Jeramey Jannene
Eyes on Milwaukee

City To Buy Bay View Land

Port of Milwaukee would buy 3-acres from state, open to public in perpetuity.

By - Mar 21st, 2017 07:19 pm
1314 E. Conway St. Image from Google Maps.

1314 E. Conway St. Image from Google Maps.

The Port of Milwaukee is poised to grow by 2.69 acres under a deal negotiated with the Wisconsin Department of Natural Resources. The city-owned port would acquire the large Bay View parcel for the bargain price of $425. The property is addressed as 1314 E. Conway St. and is bounded by S. Carferry Dr., the Lake Parkway (Wisconsin Highway 794), E. Conway St. and the United States Navy and Marine Corps Reserve Center at 2401 S. Lincoln Memorial Dr.

Terms of the sale prevent the development of the property with any permanent structures or place any billboards on the site. A deed restriction also insures that the property must be open to the public in perpetuity.

Dave Misky, assistant executive director of the Redevelopment Authority of the City of Milwaukee, presented the deal to the Common Council’s Zoning, Neighborhoods & Development Committee. Misky told the committee that “alderman Tony Zielinski has wanted to acquire the property for over ten years.”

Committee chair alderman Jim Bohl suggested that the port should investigate using native prairie grasses similar to those found at Hartung Park and Three Bridges Park in order to reduce the need to mow the facility and mitigate any environmental impacts.

The DNR has only owned the land for 11 years. It was transferred to the DNR in 2006 by the Wisconsin Department of Transportation to be used as a wildlife habitat. According to a city report the property has been open space since the construction of Interstate 794 and the Hoan Bridge in the 1970s. According to Misky the DNR is seeking to sell the property as part of a state mandate to reduce state-owned land.

The committee unanimously approved the acquisition. The deal is scheduled to go before the full Common Council for approval on March 28th.

7 thoughts on “Eyes on Milwaukee: City To Buy Bay View Land”

  1. Rich says:

    Remember when there used to be a steam engine in that “park”?

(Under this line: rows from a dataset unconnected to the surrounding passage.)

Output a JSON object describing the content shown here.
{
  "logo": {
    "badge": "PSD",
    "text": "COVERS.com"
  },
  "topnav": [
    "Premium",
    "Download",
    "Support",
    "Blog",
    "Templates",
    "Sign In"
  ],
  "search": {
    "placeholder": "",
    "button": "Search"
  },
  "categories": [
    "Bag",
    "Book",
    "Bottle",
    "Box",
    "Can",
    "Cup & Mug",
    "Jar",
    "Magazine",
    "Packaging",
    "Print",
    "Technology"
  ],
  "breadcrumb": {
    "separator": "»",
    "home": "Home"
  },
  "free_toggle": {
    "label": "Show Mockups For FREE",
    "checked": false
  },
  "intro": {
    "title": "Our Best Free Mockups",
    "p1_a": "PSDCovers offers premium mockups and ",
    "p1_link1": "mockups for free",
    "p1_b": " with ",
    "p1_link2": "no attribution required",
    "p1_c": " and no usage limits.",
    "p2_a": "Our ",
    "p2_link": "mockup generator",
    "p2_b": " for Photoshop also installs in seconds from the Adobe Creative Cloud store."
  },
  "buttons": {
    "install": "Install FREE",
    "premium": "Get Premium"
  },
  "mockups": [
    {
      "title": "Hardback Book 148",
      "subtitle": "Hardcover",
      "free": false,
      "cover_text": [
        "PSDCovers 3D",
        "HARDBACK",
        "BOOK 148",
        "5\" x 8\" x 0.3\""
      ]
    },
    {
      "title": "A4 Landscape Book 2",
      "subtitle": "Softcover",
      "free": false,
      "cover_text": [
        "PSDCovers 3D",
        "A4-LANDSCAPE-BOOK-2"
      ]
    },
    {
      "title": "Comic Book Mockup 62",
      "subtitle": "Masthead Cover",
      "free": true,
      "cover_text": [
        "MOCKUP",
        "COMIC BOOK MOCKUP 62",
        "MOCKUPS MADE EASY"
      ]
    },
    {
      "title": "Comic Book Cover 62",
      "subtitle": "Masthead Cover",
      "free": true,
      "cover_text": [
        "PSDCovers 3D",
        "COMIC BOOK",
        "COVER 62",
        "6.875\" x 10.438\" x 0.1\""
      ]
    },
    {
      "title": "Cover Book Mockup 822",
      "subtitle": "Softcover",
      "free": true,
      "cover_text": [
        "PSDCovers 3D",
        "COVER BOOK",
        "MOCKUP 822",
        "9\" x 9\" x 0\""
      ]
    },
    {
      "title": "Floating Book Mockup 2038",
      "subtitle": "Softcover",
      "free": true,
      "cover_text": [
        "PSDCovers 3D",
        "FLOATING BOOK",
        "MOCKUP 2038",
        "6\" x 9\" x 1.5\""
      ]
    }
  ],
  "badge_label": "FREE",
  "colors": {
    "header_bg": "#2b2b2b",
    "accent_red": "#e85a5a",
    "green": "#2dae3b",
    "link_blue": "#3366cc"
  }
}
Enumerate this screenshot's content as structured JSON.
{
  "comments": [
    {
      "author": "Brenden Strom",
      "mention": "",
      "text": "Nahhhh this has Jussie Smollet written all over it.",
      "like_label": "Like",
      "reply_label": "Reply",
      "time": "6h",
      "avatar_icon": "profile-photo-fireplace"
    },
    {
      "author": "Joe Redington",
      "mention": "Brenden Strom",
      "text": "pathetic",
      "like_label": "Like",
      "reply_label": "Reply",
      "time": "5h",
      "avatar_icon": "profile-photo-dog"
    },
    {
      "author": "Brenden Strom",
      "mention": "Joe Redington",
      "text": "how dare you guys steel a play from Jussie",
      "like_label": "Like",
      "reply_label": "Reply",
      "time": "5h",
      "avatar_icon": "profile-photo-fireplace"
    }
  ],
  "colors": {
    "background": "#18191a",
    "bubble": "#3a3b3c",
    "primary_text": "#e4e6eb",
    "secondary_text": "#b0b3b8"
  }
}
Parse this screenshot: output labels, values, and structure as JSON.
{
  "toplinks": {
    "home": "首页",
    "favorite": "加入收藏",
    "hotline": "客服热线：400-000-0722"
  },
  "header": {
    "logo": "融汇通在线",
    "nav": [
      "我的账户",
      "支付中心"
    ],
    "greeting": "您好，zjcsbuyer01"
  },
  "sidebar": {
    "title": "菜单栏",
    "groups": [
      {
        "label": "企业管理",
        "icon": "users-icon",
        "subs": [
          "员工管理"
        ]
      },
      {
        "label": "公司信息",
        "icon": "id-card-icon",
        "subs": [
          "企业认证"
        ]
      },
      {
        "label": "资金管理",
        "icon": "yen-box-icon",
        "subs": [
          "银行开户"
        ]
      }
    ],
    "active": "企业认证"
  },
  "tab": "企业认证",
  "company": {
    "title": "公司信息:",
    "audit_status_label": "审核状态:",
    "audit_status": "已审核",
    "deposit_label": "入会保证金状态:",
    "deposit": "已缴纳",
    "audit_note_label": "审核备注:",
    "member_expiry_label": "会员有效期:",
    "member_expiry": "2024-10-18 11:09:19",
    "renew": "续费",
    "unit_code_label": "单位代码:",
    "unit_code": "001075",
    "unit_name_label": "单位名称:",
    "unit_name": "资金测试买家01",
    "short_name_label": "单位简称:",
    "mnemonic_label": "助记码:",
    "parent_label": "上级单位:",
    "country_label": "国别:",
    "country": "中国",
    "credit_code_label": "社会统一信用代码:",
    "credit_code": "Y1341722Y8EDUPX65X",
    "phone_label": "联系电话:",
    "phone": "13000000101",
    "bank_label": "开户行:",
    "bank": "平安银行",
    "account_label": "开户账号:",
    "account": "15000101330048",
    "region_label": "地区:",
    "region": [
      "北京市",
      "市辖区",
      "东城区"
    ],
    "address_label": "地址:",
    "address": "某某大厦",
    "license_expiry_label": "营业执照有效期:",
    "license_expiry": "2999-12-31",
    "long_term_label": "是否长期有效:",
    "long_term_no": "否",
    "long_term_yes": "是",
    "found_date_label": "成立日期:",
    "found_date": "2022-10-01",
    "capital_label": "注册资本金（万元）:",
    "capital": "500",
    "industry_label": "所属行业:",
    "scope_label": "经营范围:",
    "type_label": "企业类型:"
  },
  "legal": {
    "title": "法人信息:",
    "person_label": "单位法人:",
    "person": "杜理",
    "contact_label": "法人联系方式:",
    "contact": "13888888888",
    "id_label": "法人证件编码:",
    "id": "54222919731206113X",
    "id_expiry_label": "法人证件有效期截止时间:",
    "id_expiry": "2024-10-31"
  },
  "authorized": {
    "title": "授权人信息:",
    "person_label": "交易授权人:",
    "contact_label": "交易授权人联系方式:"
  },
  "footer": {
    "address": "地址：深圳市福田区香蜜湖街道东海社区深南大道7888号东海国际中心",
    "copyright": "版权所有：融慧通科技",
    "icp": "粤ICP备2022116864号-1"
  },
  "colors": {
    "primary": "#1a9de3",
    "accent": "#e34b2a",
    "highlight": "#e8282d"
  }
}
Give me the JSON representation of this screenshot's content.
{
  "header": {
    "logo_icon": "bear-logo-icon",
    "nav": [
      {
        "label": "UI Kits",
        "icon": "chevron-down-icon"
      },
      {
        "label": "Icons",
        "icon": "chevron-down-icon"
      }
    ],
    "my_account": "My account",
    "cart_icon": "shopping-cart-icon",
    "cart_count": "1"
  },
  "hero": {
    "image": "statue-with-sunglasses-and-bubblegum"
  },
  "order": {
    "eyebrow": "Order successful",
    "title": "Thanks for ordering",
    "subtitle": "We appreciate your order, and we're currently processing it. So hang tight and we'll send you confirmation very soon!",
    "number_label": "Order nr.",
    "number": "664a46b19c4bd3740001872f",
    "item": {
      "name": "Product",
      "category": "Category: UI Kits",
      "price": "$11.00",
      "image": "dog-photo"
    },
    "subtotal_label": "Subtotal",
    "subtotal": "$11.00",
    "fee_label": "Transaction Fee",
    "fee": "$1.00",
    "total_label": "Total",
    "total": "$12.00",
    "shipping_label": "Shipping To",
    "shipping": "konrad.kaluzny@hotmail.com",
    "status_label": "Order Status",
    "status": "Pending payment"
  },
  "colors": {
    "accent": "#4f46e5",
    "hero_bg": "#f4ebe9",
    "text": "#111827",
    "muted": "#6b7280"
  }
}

    Unfortunately, it didn’t fare to well while it was there…

  2. Joe says:

    I applaud the city’s accomplishment in preventing billboards on the site. Some great neighborhoods in Chicago have been cluttered with massive, hideous LED billboards due to failures in leadership. One hopes that level of light pollution stays out of our city’s neighborhoods, regardless of whether a freeway happens to be there.

  3. Isral DeBruin says:

    Right now, this parcel is dead land. It’s a nice idea that it will be “open to the public in perpetuity,” but I have never seen a single person on it. In fact, there are signs warning passersby to keep off! Something has to happen with this land. I agree with the previous commenter that I don’t want to see a billboard on the site, but I’d rather see some sort of development than just this blank mowed grass lot. Or else take the signs down and add some amenities that activate the space, or seed it with native plants and let it go wild. As-is, it’s not adding anything.

  4. Observor says:

    Nice pictures Rich. Thanks.

  5. Molly O says:

    Turn it into prairie plants with pathways to walk on. Like the one near Discovery World.
    We do not need another ugly, overpriced
    apartment bldg.

  6. James Duszynski says:

    Rich, I grew up in the Milwaukee area, attended Bay High School and as a kid growing up in the 1950’s & 1960’s I remember “old Smokey” very well. I also remember the Quonset Huts that were just a little north of Old Smokey. Besides the ravages of time, weather general neglect, what was worse was the vandalism. I guess there will always be people who have no respect for history.

  7. Virginia says:

    This site could make a valuable neighborhood park. However, as Isral notes, people need to know it’s available for use and there need to be ways/reasons to use the site, such as paths and/or benches.

    Being adjacent to three populated streets means it’s walkable for neighbors with spaces for visitors to park nearby. It can still be “open space” but will likely be most valuable, including with economic impact, as an activated public park.